A spate of attacks launched by Houthi militants on ships traversing the Red Sea has stoked fears of a second wave of inflation. But Wall Street analysts are making the case that these concerns appear overblown, barring a more substantial escalation of tensions.

According to Dario Perkins of TSLombard, the link between rising freight costs and a rising consumer-price index is relatively weak, especially for developed-market economies like the U.S. Indeed, freight costs as a percentage of GDP are extremely low for the U.S. compared with other developed and large emerging-market economies.

There have been multiple studies that have tried to calibrate the link between rising freight costs and CPI, with the most comprehensive study commissioned by the International Monetary Fund.

Read more: Red Sea attacks add ‘element of uncertainty’ for food retailers, says BMO

The starting point, according to Perkins, should be obvious: To calculate the impact of rising freight costs on inflation, one must first determine the share of imports in the CPI, then determine the share that freight costs represent among imports.

Based on these inputs, it would appear that small island nations will face the biggest price shock from these trade disruptions, while the U.S. could see an additional 0.4% to 0.7% tacked on to headline CPI. The impact on core CPI, meanwhile, is expected to be smaller, at 0.2%.

To be sure, the situation in the Red Sea isn’t the only issue provoking talk of a rebound in inflation. Christopher Smart, managing partner at Arbroath Group and a former chief strategist at Barings Bank, noted that the effects of El Nino have left the Panama Canal with historically low water levels, which is limiting shipping traffic through the critical waterway.

After some quick back-of-the-envelope math, Smart concluded that the impact on inflation from the situation in the Panama Canal would likely be negligible.

“Even if canal shipping costs double for a full year…the contribution to final prices is negligible,” Smart said.

He also pointed to one-year inflation breakevens, a market-based gauge of investors’ inflation expectations one year out. This key inflation gauge has actually fallen since December, he noted. The gauge came in at 2.43%, which represents the expected year-over-year inflation rate one year from now, according to an estimate released earlier this month.

“If you must worry about something, worry about the allied Navy SEALS who died taking on the Houthis, worry about Middle East hostilities escalating or worry about the continuing costs of climate change and weather damage,” Smart said. “Don’t, don’t, don’t worry about CPI.”

While the effect on inflation may not be a concern, the fallout from the attacks on cargo ships is contributing to investor anxiety around a number of retail stocks, analysts say.

See: These retail stocks could be exposed to Red Sea disruption, say analysts

As for how the Federal Reserve might respond, Perkins said the central bank would most likely look through any supply shock, given that U.S. freight costs haven’t risen very dramatically, as the chart below shows.

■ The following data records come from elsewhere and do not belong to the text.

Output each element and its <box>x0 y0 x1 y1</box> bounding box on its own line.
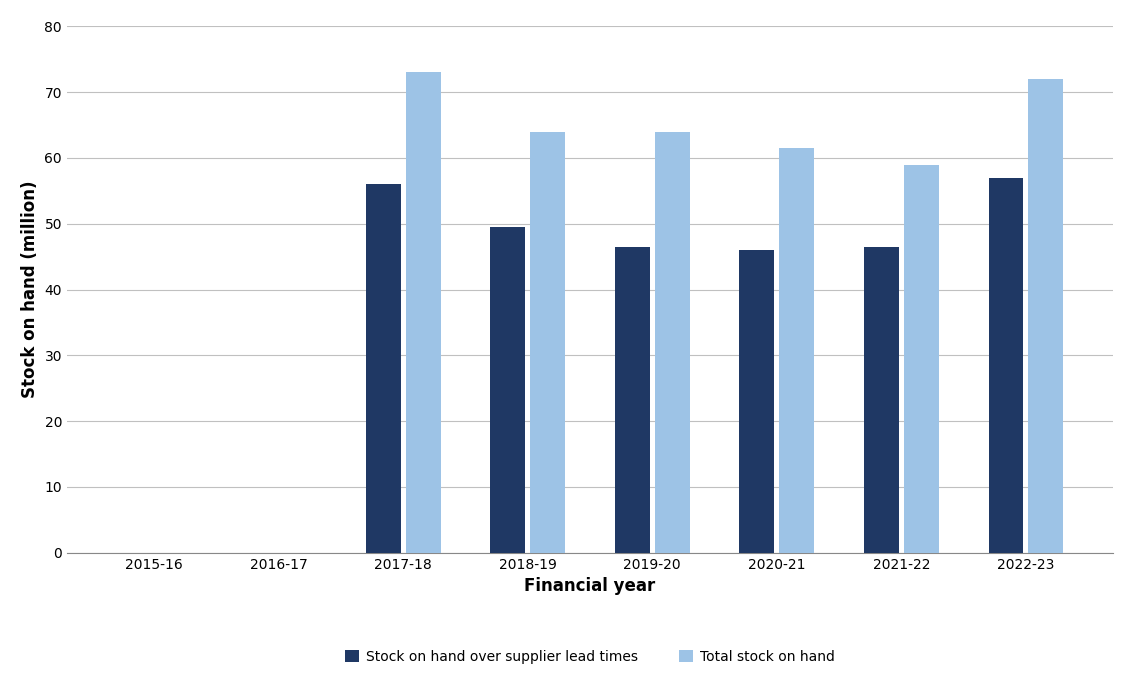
X-axis label: Financial year: Financial year <box>524 577 655 595</box>
Bar <box>531 131 565 553</box>
Bar <box>904 164 939 553</box>
Bar <box>654 131 689 553</box>
Bar <box>739 250 775 553</box>
Bar <box>864 247 899 553</box>
Legend: Stock on hand over supplier lead times, Total stock on hand: Stock on hand over supplier lead times, … <box>339 644 840 669</box>
Bar <box>406 73 440 553</box>
Bar <box>989 178 1024 553</box>
Bar <box>490 227 525 553</box>
Y-axis label: Stock on hand (million): Stock on hand (million) <box>20 181 39 398</box>
Bar <box>366 184 400 553</box>
Bar <box>779 148 814 553</box>
Bar <box>1029 79 1064 553</box>
Bar <box>615 247 650 553</box>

So far, at least, the impact of the attacks on shipping vessels in the Red Sea has been negligible. Based on the PCE gauge, the Fed’s preferred inflation barometer, the yearly rate of core inflation slowed to 2.9% in December from 3.2% during the prior month, marking the lowest level in almost three years.

On Wall Street, investment-bank strategists have seen little reason to change their forecasts for how many times the Fed will cut interest rates in 2024. A team at Goldman Sachs Group reaffirmed on Monday that it expects the Fed to cut interest rates five times this year, with the first cut expected after the Fed’s March meeting.

Stocks have taken the geopolitical worries in stride. Stocks were little changed Monday, after ending Friday with a third straight weekly gain. The Dow Jones Industrial Average
DJIA
logged its fifth record close since the end of 2023, while the S&P 500
SPX
finished a 10th of a percentage point below its all-time closing high and the Nasdaq Composite
COMP
ended less than 4% from its record close set on Nov. 19, 2021.